As a Virginian, I understand the drive to praise Lee. His honor is an undeniable and worthy quality. But we shouldn’t forget what Lee fought for. Not for freedom or for liberty, but for perpetual bondage and a South that forever held its black citizens as slaves and servants. And while Lee spent the post-war period as an advocate for reconciliation, he also opposed the nascent moves toward racial egalitarianism, condemning black suffrage, even as many black leaders favored voting rights for former Confederates and the education for their children.

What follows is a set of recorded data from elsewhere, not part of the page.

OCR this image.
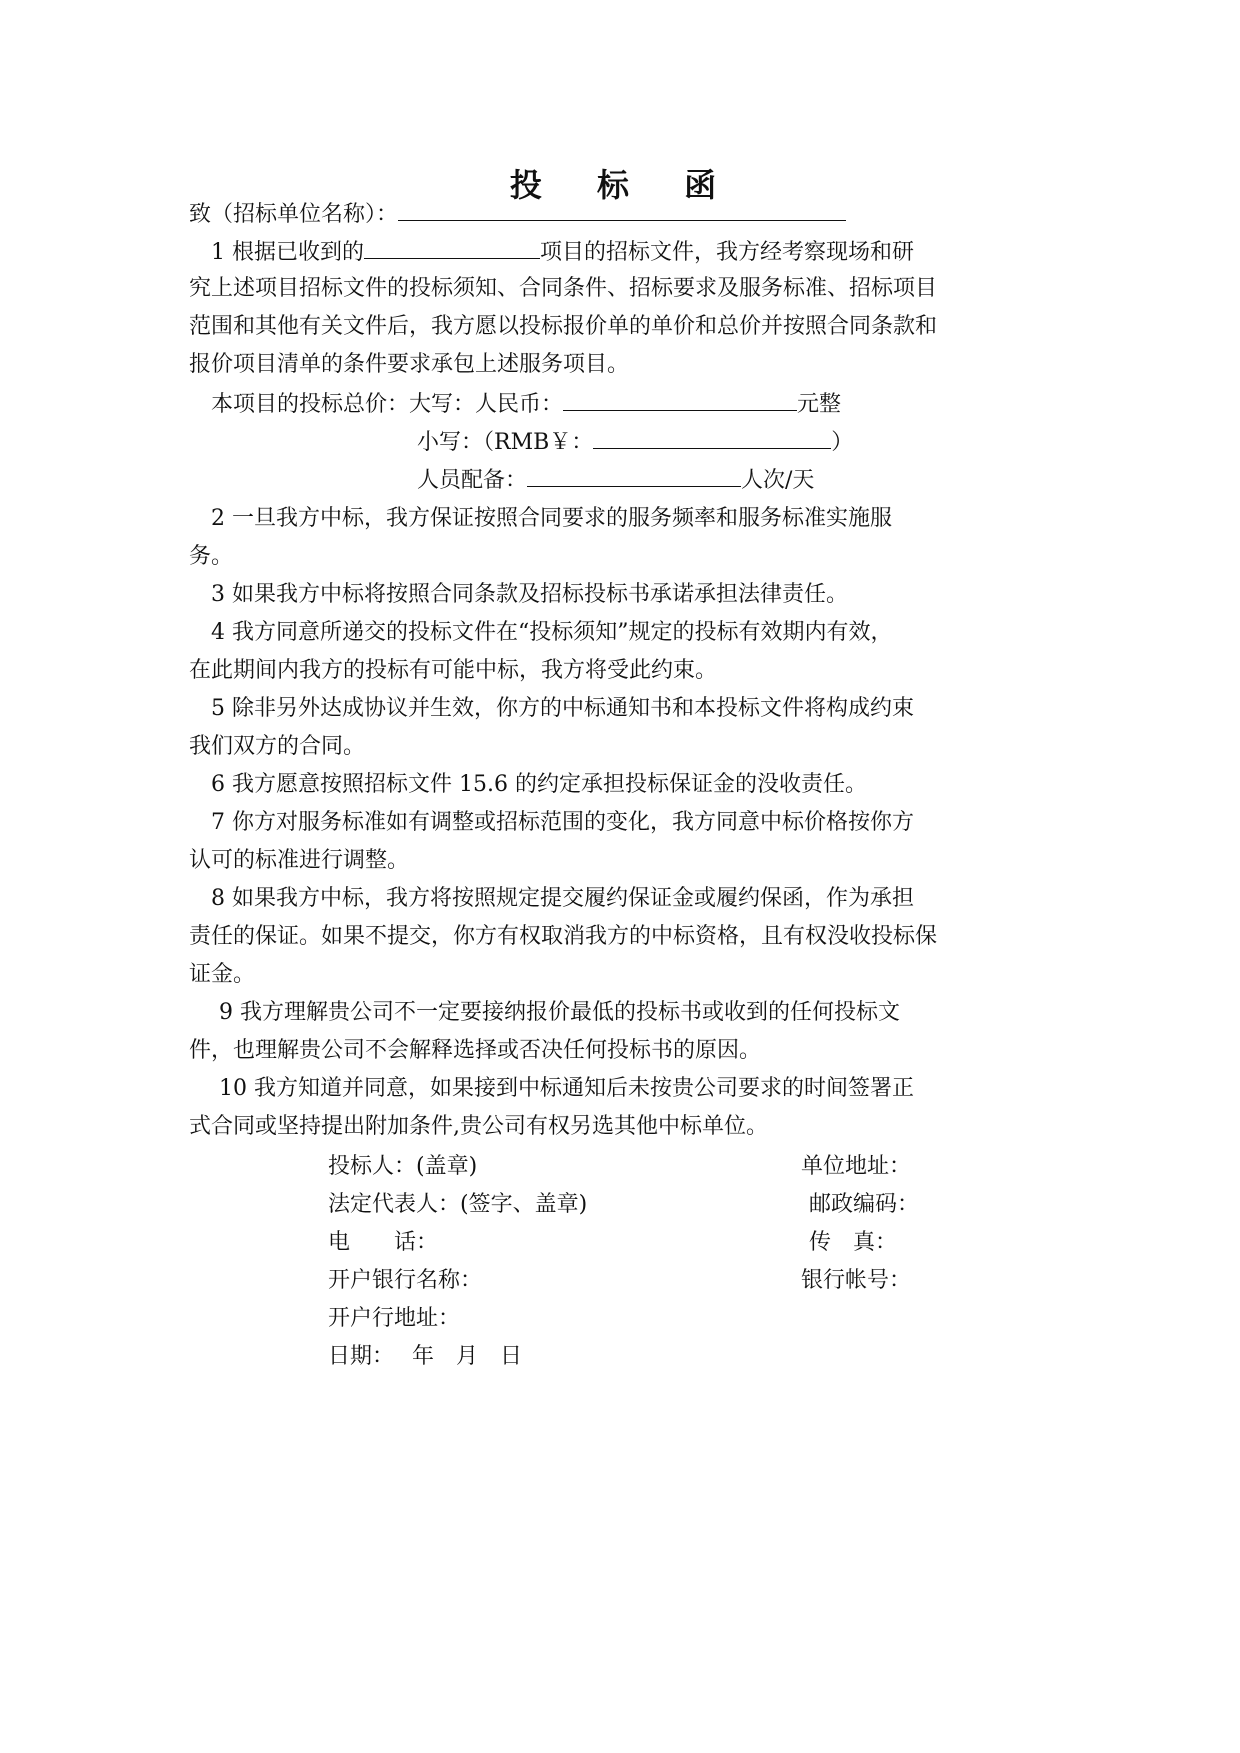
投 标 函
致（招标单位名称）：
1 根据已收到的	项目的招标文件，我方经考察现场和研
究上述项目招标文件的投标须知、合同条件、招标要求及服务标准、招标项目
范围和其他有关文件后，我方愿以投标报价单的单价和总价并按照合同条款和
报价项目清单的条件要求承包上述服务项目。
本项目的投标总价：大写：人民币：	元整
小写：（RMB￥：	）
人员配备：	人次/天
2 一旦我方中标，我方保证按照合同要求的服务频率和服务标准实施服
务。
3 如果我方中标将按照合同条款及招标投标书承诺承担法律责任。
4 我方同意所递交的投标文件在“投标须知”规定的投标有效期内有效，
在此期间内我方的投标有可能中标，我方将受此约束。
5 除非另外达成协议并生效，你方的中标通知书和本投标文件将构成约束
我们双方的合同。
6 我方愿意按照招标文件 15.6 的约定承担投标保证金的没收责任。
7 你方对服务标准如有调整或招标范围的变化，我方同意中标价格按你方
认可的标准进行调整。
8 如果我方中标，我方将按照规定提交履约保证金或履约保函，作为承担
责任的保证。如果不提交，你方有权取消我方的中标资格，且有权没收投标保
证金。
9 我方理解贵公司不一定要接纳报价最低的投标书或收到的任何投标文
件，也理解贵公司不会解释选择或否决任何投标书的原因。
10 我方知道并同意，如果接到中标通知后未按贵公司要求的时间签署正
式合同或坚持提出附加条件,贵公司有权另选其他中标单位。
投标人：(盖章)	单位地址：
法定代表人：(签字、盖章)	邮政编码：
电　　话：	传　真：
开户银行名称：	银行帐号：
开户行地址：
日期：　 年　月　日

Indeed, if anyone should want an end to official celebrations of Lee and the Confederacy, it’s the white Southerners who hold on to this memory. The general isn’t just a totem of the Confederacy or an avatar for abstract qualities of honor and service; he’s a symbol of destructive white resistance to the opportunities of Reconstruction. If the white South had moved in a direction that opposed Lee’s values—if it had embraced the great potential that came with the end of slavery—we would have a different, and likely better, America than the one we live in.